Earlier this month he said during a rally in Warren, Michigan, “Get him out! Try not to hurt him. If you do, I’ll defend you in court.”

In the past week he has reprised his promise to pay the legal fees of a man who was arrested after throwing a face-punch at an unsuspecting Black Lives Matter protester at a rally in North Carolina, an attack that was captured on multiple videos and went viral on social media.

“The man got carried away,” Mr. Trump said in media interviews after the assault, adding, “He obviously loves his country, and maybe he doesn’t like seeing what’s happening to the country.”

Perhaps bristling at having to cancel his Chicago rally because he didn't “want to see people hurt or worse” at the venue Mr.
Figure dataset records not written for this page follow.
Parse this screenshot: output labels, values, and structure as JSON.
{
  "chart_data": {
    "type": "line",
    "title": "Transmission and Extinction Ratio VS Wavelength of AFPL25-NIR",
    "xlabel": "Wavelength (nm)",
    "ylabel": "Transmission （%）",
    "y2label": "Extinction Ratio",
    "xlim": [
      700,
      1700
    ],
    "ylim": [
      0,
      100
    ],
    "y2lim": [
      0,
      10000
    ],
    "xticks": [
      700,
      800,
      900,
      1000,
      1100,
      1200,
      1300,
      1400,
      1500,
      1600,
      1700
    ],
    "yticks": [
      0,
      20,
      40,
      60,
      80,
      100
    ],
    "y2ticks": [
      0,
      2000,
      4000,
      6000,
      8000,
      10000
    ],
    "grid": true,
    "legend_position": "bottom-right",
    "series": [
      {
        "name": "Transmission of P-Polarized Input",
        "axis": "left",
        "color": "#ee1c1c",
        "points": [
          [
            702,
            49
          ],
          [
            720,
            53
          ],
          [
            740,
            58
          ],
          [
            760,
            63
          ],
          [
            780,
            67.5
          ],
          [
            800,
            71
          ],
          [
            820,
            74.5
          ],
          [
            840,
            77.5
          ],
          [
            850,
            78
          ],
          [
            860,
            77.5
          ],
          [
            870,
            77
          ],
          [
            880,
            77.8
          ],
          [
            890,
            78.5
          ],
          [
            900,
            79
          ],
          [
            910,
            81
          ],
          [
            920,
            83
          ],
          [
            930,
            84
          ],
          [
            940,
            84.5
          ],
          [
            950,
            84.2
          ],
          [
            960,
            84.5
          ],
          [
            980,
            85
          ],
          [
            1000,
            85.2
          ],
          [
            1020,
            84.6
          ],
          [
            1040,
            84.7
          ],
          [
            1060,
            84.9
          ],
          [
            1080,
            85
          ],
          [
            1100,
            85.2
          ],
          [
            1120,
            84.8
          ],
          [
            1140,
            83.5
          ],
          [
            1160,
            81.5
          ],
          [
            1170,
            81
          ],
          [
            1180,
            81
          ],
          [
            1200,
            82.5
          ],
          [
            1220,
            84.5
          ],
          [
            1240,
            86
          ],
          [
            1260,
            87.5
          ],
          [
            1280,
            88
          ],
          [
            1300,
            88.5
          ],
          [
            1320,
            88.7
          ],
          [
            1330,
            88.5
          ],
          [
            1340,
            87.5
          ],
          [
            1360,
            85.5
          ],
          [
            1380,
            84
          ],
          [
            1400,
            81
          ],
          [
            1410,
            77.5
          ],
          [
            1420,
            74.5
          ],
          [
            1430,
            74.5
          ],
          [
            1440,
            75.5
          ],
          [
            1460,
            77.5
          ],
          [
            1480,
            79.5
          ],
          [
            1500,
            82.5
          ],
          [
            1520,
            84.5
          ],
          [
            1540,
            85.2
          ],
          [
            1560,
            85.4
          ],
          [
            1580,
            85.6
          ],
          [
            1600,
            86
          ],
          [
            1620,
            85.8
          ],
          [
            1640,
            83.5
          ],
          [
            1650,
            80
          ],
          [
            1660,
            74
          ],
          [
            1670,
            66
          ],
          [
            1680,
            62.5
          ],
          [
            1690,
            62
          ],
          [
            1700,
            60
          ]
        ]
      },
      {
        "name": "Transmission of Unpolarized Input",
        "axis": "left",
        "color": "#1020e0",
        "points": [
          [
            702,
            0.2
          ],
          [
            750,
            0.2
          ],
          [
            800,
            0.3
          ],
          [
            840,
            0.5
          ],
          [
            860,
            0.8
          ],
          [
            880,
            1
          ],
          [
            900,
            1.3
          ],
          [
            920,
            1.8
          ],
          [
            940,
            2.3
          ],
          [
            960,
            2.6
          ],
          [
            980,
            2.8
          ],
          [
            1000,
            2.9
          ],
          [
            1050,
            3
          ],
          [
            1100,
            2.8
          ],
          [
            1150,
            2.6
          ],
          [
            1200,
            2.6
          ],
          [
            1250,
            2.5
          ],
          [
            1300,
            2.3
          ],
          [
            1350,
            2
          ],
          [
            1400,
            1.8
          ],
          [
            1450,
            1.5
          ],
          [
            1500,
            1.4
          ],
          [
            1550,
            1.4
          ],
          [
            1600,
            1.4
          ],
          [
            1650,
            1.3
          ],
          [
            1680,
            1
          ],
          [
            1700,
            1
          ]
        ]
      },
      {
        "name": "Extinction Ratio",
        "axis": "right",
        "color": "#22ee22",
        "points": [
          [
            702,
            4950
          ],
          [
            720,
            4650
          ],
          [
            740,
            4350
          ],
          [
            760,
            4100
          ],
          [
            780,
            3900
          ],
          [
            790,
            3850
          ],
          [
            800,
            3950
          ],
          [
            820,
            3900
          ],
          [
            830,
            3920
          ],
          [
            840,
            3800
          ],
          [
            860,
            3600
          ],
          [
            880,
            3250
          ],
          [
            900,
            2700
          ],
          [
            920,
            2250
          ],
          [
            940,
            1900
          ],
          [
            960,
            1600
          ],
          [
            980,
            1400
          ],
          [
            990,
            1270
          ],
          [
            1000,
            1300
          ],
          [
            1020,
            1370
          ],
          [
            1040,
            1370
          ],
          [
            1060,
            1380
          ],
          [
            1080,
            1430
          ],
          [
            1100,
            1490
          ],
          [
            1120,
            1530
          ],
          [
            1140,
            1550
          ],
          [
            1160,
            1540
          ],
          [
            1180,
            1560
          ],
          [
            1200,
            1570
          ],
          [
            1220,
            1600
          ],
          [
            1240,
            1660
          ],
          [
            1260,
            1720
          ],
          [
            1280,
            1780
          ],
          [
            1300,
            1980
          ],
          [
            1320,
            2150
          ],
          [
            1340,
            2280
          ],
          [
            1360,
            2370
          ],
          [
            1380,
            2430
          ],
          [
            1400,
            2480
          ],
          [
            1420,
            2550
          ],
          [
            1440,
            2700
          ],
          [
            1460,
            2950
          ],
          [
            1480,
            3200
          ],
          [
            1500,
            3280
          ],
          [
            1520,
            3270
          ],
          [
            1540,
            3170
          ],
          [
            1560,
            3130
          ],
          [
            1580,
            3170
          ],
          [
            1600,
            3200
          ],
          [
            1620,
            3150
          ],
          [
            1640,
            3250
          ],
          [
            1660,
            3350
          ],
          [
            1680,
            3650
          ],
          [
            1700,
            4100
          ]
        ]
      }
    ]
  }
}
Trump attempted to blame Vermont Senator and Democratic Party underdog Bernie Sanders for the protestors.

While both Mr. Sanders and Democratic nomination frontrunner Hillary Clinton blasted Mr. Trump for fuelling violence amidst his supporters, with Mr. Sanders calling Mr. Trump a “pathological liar,” even Mr. Trump’s Republican rivals such as Texas Senator Ted Cruz have come out saying Mr. Trump has created a toxic environment at rallies with a campaign that “affirmatively encourages violence.”

If, at the heart of Mr. Trump’s rhetoric, which is regularly compared to the politics of Nazi Germany, there is a coherent philosophy, it may well rest upon Mr. Trump’s constant allusion to the U.S. having become a “weak” and “scared” nation, indeed the reason why his campaign promises to “Make America Great Again.”

Yet many wonder if this notion of an “angry America,” an essentially pejorative assessment of the grand strides made by the Obama administration after the Great Recession, could ever set the tone for a successful Trump presidency, terrifying as that prospect may seem to many Americans.

Assuming Mr. Trump wins the GOP nomination, as he appears well set to do, it will be up to liberal and progressive Americans use their votes wisely if they wish to keep a dangerous combination of nihilism and narcissism out of the Oval Office.